How efficiently you use your tennis practice time will have a direct bearing on how quickly you will improve your shots. Going through the motion in practice, without any real thought process, can have a detrimental effect on your game, as you may well be encouraging bad habits.
Always leave the practice courts feeling that you have gained something from the session. You may have worked at your footwork, tried to improve your length, practised your topspin lift or grooved your sliced trajectory etc. Your session should consist of a mixture of general hitting, drills and point play. Whatever you are practising, quality repetition is what eventually perfects the shot. As a result of the hard work put in on the practice court, the shot will become second nature and therefore much more reliable in your match play.
It’s not only the matches that count!
You would be amazed at how often I have heard people state that they are “not too bothered about how hard they work practice, as it’s the matches that count”. BIG
MISTAKE! Your matches will mirror your practice sessions and the mental approach you have in them.

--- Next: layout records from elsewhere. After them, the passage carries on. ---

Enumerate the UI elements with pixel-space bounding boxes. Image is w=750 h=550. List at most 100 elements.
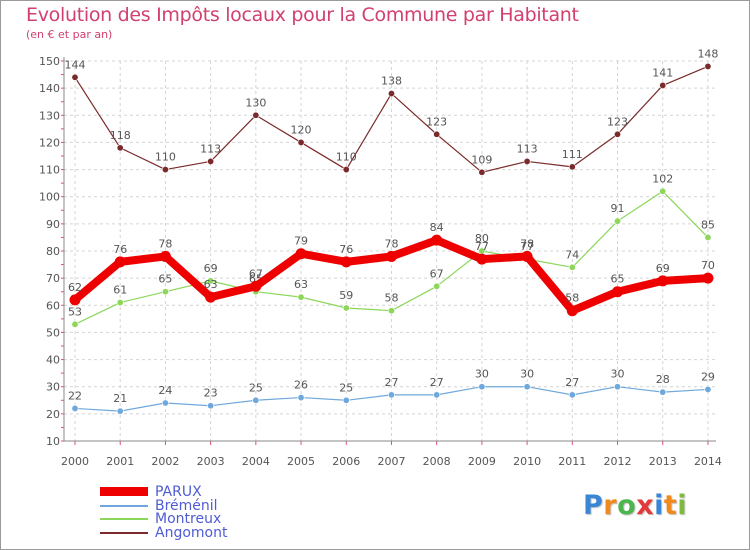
data-label-bréménil: 24 (158, 384, 172, 397)
data-point-angomont (207, 157, 215, 165)
y-tick-label: 50 (46, 326, 60, 339)
data-point-parux (340, 256, 352, 268)
data-point-angomont (659, 81, 667, 89)
legend-item-parux: PARUX (100, 484, 320, 500)
data-label-bréménil: 30 (520, 368, 534, 381)
data-point-parux (657, 275, 669, 287)
data-point-bréménil (161, 399, 169, 407)
data-point-bréménil (568, 391, 576, 399)
data-point-montreux (342, 304, 350, 312)
data-label-bréménil: 27 (565, 376, 579, 389)
data-label-montreux: 91 (611, 202, 625, 215)
data-label-angomont: 120 (291, 123, 312, 136)
data-label-parux: 70 (701, 259, 715, 272)
data-label-montreux: 61 (113, 284, 127, 297)
data-point-montreux (659, 187, 667, 195)
y-tick-label: 80 (46, 245, 60, 258)
data-label-parux: 77 (475, 240, 489, 253)
data-point-parux (385, 250, 397, 262)
data-point-bréménil (207, 402, 215, 410)
data-label-angomont: 144 (65, 58, 86, 71)
proxiti-logo: Proxiti (583, 490, 687, 521)
legend-label: Angomont (155, 524, 228, 541)
data-label-montreux: 63 (294, 278, 308, 291)
data-label-montreux: 85 (701, 218, 715, 231)
x-tick-label: 2007 (377, 455, 405, 468)
data-label-montreux: 67 (430, 267, 444, 280)
data-label-parux: 69 (656, 262, 670, 275)
data-label-parux: 63 (204, 278, 218, 291)
data-point-bréménil (478, 383, 486, 391)
data-point-bréménil (297, 394, 305, 402)
data-point-montreux (161, 288, 169, 296)
legend-label: PARUX (155, 484, 202, 500)
data-point-bréménil (704, 385, 712, 393)
y-tick-label: 20 (46, 408, 60, 421)
data-label-bréménil: 25 (339, 381, 353, 394)
data-label-parux: 76 (113, 243, 127, 256)
data-point-angomont (297, 138, 305, 146)
data-label-angomont: 110 (336, 151, 357, 164)
data-label-bréménil: 23 (204, 387, 218, 400)
data-label-angomont: 123 (426, 115, 447, 128)
data-point-bréménil (614, 383, 622, 391)
chart-subtitle: (en € et par an) (26, 28, 113, 41)
data-label-parux: 76 (339, 243, 353, 256)
data-point-parux (69, 294, 81, 306)
data-point-bréménil (116, 407, 124, 415)
x-tick-label: 2009 (468, 455, 496, 468)
data-point-bréménil (342, 396, 350, 404)
data-label-parux: 67 (249, 267, 263, 280)
data-label-bréménil: 22 (68, 389, 82, 402)
legend-item-montreux: Montreux (100, 511, 320, 527)
data-point-parux (702, 272, 714, 284)
data-label-bréménil: 29 (701, 370, 715, 383)
y-tick-label: 100 (39, 191, 60, 204)
x-tick-label: 2002 (151, 455, 179, 468)
y-tick-label: 130 (39, 109, 60, 122)
chart-title: Evolution des Impôts locaux pour la Comm… (26, 4, 579, 26)
data-label-bréménil: 21 (113, 392, 127, 405)
data-point-parux (250, 280, 262, 292)
data-point-parux (114, 256, 126, 268)
data-point-angomont (614, 130, 622, 138)
x-tick-label: 2000 (61, 455, 89, 468)
data-label-angomont: 148 (697, 47, 718, 60)
x-tick-label: 2010 (513, 455, 541, 468)
logo-letter: r (603, 490, 618, 521)
data-point-angomont (252, 111, 260, 119)
data-label-bréménil: 27 (430, 376, 444, 389)
data-point-parux (521, 250, 533, 262)
data-point-angomont (387, 90, 395, 98)
y-tick-label: 60 (46, 299, 60, 312)
data-point-montreux (116, 299, 124, 307)
data-point-angomont (71, 73, 79, 81)
data-label-parux: 58 (565, 292, 579, 305)
data-label-bréménil: 30 (475, 368, 489, 381)
legend-swatch (100, 504, 148, 507)
data-point-parux (205, 291, 217, 303)
data-point-montreux (297, 293, 305, 301)
data-point-parux (566, 305, 578, 317)
data-point-angomont (342, 166, 350, 174)
data-label-angomont: 109 (471, 153, 492, 166)
data-label-parux: 84 (430, 221, 444, 234)
data-label-montreux: 53 (68, 305, 82, 318)
data-point-parux (295, 248, 307, 260)
y-tick-label: 150 (39, 55, 60, 68)
y-tick-label: 120 (39, 136, 60, 149)
data-point-angomont (523, 157, 531, 165)
logo-letter: o (617, 490, 637, 521)
data-label-parux: 78 (158, 237, 172, 250)
data-label-bréménil: 27 (384, 376, 398, 389)
data-point-bréménil (387, 391, 395, 399)
legend-swatch (100, 531, 148, 534)
data-point-parux (612, 286, 624, 298)
x-tick-label: 2012 (604, 455, 632, 468)
legend-label: Bréménil (155, 497, 218, 514)
y-tick-label: 90 (46, 218, 60, 231)
data-point-montreux (704, 233, 712, 241)
data-point-montreux (387, 307, 395, 315)
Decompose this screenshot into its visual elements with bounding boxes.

So how do you think you’ve played then?
It’s also very important to have a clear picture of what is happening in your practice session and for that matter, your matches too. You would be amazed at how many
people when asked after playing/practising, have an unrealistic view of how they’ve played. Sometimes completely oblivious to the fact that their length had been appalling or that they looked like they were falling over on every shot. By being aware of what is really going on, you are giving yourself a chance to work at it and improve it.
Boy, did Thomas Muster know how to practise!
Some years back, at an ATP Tournament in Prague, myself and a British Davis Cup player I was coaching, had to share a practice court with Thomas Muster and his partner. I was absolutely bowled over by the intensity of Muster and the way that he worked incredibly
hard in the available half court. He went on to obliterate everyone in the field to take the title and deservedly so. The French Open title soon followed.